The general drew in a deep breath and cupped heavy hands over his knees. It appeared he was about to stand, perhaps to remove a large sword from the armaments rack with which to detach Jinjin’s head, or even do that flick of the wrists thing with those hands. Instead, he nodded, in agreement.
“The father. again,” he said. “Blamed the man for his mother’s death. Getting back at him by filling his own court with Miao girls, I imagine.”
Then he stood and reached out for one of the larger swords on the rack, removed it and ran two fingers along the blade, testing its sharpness.
“Why am I telling you this? You White Tigers are supposed to be the emperor-to-be’s brains and we soldiers only his fists.”
Jinjin had never before felt as unsure in conversation as he did with General Ma. He would usually take the lead and direct the flow of words, but here was a man who played with him, provoking whilst pretending to put him at ease. But if nothing else, the boy was a fast learner, and it came to him in a flash. His mind was racing in several directions at once as he anxiously watched those thick fingers caress the cold steel of war, but just when he had almost decided to reconcile himself with the inevitability of death, he blurted out:
“Teacher Feng suspects Chen Jiabiao!” The general carefully replaced the sword and turned to face him, still listening. “I told him he could be wrong, but with one of our number murdered
I had to be certain. After all, a flood has to begin with just one drop of water.”
“And removing one drop of water won’t prevent a flood,” parried the general.

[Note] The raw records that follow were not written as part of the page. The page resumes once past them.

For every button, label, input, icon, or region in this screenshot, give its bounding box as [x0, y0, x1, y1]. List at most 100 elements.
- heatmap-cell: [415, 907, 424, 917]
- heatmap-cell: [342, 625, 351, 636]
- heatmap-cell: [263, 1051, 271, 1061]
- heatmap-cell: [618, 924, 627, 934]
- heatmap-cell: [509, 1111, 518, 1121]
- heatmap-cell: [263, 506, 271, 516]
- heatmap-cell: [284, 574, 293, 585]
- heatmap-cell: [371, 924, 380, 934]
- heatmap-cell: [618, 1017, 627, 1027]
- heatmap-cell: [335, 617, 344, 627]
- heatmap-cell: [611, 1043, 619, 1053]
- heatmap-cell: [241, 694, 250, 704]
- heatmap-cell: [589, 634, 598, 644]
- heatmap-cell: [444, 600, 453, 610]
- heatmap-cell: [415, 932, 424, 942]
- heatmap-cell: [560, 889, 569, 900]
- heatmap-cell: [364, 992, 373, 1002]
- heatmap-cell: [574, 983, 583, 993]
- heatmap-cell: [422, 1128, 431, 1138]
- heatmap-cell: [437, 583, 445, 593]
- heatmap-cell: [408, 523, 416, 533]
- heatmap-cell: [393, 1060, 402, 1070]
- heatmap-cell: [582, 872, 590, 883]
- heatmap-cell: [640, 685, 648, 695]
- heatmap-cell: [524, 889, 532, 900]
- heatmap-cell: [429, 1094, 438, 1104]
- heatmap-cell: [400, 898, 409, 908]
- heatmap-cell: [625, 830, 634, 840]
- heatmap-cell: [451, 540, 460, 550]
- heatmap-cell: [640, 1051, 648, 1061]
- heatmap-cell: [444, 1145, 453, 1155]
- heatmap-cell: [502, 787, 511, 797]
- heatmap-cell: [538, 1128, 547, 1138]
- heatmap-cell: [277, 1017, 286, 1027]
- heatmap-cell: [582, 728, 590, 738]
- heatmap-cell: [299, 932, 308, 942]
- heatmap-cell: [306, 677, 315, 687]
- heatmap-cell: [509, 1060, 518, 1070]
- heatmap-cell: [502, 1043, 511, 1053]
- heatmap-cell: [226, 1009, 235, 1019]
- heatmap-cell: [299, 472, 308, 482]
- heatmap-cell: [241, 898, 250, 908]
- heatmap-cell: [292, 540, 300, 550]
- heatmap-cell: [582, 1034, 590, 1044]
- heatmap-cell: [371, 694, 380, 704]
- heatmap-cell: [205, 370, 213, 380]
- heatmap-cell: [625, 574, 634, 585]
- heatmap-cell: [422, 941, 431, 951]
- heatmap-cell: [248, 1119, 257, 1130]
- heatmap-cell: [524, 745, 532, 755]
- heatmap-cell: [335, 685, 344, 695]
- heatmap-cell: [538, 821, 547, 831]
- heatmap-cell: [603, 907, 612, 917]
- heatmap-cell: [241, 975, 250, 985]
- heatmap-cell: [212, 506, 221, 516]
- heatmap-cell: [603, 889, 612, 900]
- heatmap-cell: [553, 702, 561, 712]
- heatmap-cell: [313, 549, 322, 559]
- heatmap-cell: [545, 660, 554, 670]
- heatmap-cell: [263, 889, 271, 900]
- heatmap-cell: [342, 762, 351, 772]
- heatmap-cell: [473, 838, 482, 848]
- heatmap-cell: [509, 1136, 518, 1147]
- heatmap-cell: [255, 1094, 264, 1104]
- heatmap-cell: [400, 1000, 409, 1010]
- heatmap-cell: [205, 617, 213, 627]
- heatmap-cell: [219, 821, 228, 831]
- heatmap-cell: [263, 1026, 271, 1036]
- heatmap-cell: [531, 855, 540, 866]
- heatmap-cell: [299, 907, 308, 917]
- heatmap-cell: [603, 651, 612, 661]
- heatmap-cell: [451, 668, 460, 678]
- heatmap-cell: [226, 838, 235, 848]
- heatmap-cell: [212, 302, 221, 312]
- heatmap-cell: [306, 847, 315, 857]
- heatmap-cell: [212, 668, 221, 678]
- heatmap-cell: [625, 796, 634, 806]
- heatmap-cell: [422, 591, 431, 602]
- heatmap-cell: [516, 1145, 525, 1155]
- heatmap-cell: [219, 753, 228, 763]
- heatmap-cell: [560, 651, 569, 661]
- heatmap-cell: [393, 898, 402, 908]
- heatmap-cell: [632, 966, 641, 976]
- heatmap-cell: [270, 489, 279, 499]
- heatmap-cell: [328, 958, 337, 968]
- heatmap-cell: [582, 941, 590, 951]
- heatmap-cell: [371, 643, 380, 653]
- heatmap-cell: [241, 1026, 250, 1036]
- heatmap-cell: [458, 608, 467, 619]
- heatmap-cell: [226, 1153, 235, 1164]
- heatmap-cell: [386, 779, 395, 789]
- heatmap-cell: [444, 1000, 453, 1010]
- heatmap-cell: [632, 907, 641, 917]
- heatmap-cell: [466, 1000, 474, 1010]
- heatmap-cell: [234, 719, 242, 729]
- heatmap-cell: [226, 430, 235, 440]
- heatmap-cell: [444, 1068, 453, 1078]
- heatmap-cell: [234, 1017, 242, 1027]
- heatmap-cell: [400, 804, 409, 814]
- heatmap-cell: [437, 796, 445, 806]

“But if that drop contains poison... “ began Jinjin. “Just tell me what you want,” interrupted General Ma. Irritation had altered the tone of his voice, and irritation meant uncertainty.
“Time,” answered the boy. “That’s all. My ears and eyes will do the rest.”
“Time? Do you think I’m a magician? Time’s what no-one has! As soon as the emperor-to-be arrives from the west we attack. At first light the following day. You White Tigers have no idea how to conduct a war. We sweep down on the city from the mountains back there!”
A stubby thumb indicated the tent wall behind him, beyond which a wall of mountains separated the plain of their camp from the city of Chang’an.
“Could be tomorrow, the next day or even two moons away. So you see, I cannot promise you time. Huh! The fist is ready, but the brain, it wants only to sleep.”
“All the more reason to check out what Teacher Feng told me!”
“Which is?”
A sneeze from one of the girls the other side of the curtain caused the general and both boys to turn heads. The sneeze was followed by a burst of girlish giggles. It was almost as if the girl sensed Jinjin’s plight and was giving him thinking space, for he wasn’t used to telling lies.